#2 Finding the Play.
One of the things I’ve learnt over my studies is the importance of play and fun in what ever you are doing. This is not to say that the more mundane, and dry tasks aren’t important too, just that enjoyment of what you are doing should be one of your top priorities.
I don’t mean you should quit your job and go galavanting around the world (unless, of course that is what you really want to do). This is more about finding the fun in what you do already. “Well that’s easy for you to say; you’re in the arts and get to play all day!” Oh contraire! I have just as many task I have to do that I would really rather I didn’t. Bibliographies are my nightmare. Not the research side. Not the listing of sources. But the formatting it exactly as required by the guide. Now I’m not going to give you some rubbish about ‘finding the fun’ in a task such as formatting the bibliography, but not to let it diminish the enjoyment of the work you are doing. Instead, let us focus upon the elements of the work that are enjoyable.
If we were to look at any one of my pieces that require me to roll dice to generate the music or material, I can easily say, and with much emphasis, that I love writing rules, and rolling the dice. Nevertheless, rolling them again and again, sometimes over 3000 times! (see LionHeart1189). Over time this can become quite a laborious task. Therefore, I turn it into a game with the dice. For example: if you get a string of numbers (say, ‘333’ or even ‘1234’) you can then say that you will eat a jelly bean, or even hop for 5 seconds. This extremely silly, (and let’s not pretend, something that can make people look at you strangely), could give you a little giggle and all without affecting your work.
It doesn’t have to dice related, this is just one example of something I have to contend with in my composition routine (well, as much of a routine as is possible for us creatives).
Another way is to pick something you will enjoy from the get-go. In 2017 as part of my Masters I took an Analysis module. I love analysis, but can find the anything tonality related challenging. As part of my Atychiphobia (fear of failure) I can avoid anything that I believe I would fail at. Instead of letting my fears get the better of me, I chose to utilise the tonal forms of analysis on music I enjoy. The first was an analysis of One Summer’s Day by Joe Hisaishi from Studio Ghibli’s Spirited Away; a favourite film of mine. The second assignment was a presentation in which I analysed the thematic content of Murray Gold’s I Am The Doctor from BBC’s Doctor Who; for those that know me well, or even those that have met me in passing, it should come to no surprise that I am a massive Whovian.

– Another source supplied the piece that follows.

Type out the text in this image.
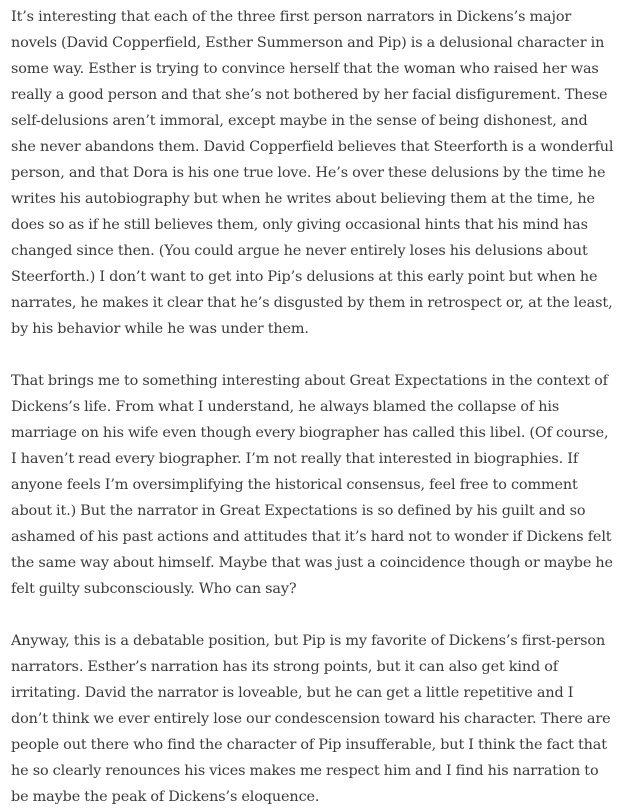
It’s interesting that each of the three first person narrators in Dickens’s major novels (David Copperfield, Esther Summerson and Pip) is a delusional character in some way. Esther is trying to convince herself that the woman who raised her was really a good person and that she’s not bothered by her facial disfigurement. These self-delusions aren’t immoral, except maybe in the sense of being dishonest, and she never abandons them. David Copperfield believes that Steerforth is a wonderful person, and that Dora is his one true love. He’s over these delusions by the time he writes his autobiography but when he writes about believing them at the time, he does so as if he still believes them, only giving occasional hints that his mind has changed since then. (You could argue he never entirely loses his delusions about Steerforth.) I don’t want to get into Pip’s delusions at this early point but when he narrates, he makes it clear that he’s disgusted by them in retrospect or, at the least, by his behavior while he was under them.

That brings me to something interesting about Great Expectations in the context of Dickens’s life. From what I understand, he always blamed the collapse of his marriage on his wife even though every biographer has called this libel. (Of course, I haven’t read every biographer. I’m not really that interested in biographies. If anyone feels I’m oversimplifying the historical consensus, feel free to comment about it.) But the narrator in Great Expectations is so defined by his guilt and so ashamed of his past actions and attitudes that it’s hard not to wonder if Dickens felt the same way about himself. Maybe that was just a coincidence though or maybe he felt guilty subconsciously. Who can say?

Anyway, this is a debatable position, but Pip is my favorite of Dickens’s first-person narrators. Esther’s narration has its strong points, but it can also get kind of irritating. David the narrator is loveable, but he can get a little repetitive and I don’t think we ever entirely lose our condescension toward his character. There are people out there who find the character of Pip insufferable, but I think the fact that he so clearly renounces his vices makes me respect him and I find his narration to be maybe the peak of Dickens’s eloquence.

Adding these elements did not diminish my enjoyment of the show* or film, but rather enhanced something I was apprehensive of.
My task for you now, is to find or add that element of fun to a task you are not looking forward to. In fact I have already thought of a way to find some fun in the bibliography task… adapting the ‘dice’ challenge, I could count every time a letter appears, (‘y’ for example), then eat that many sweets (small ones) after I’ve submitted or emailed the document.
– Jason Hodgson (17th September 2018)
*I am currently typing this while watching the final stages of my Doctor Who Marathon ready for the 11th Series (or 37th Season).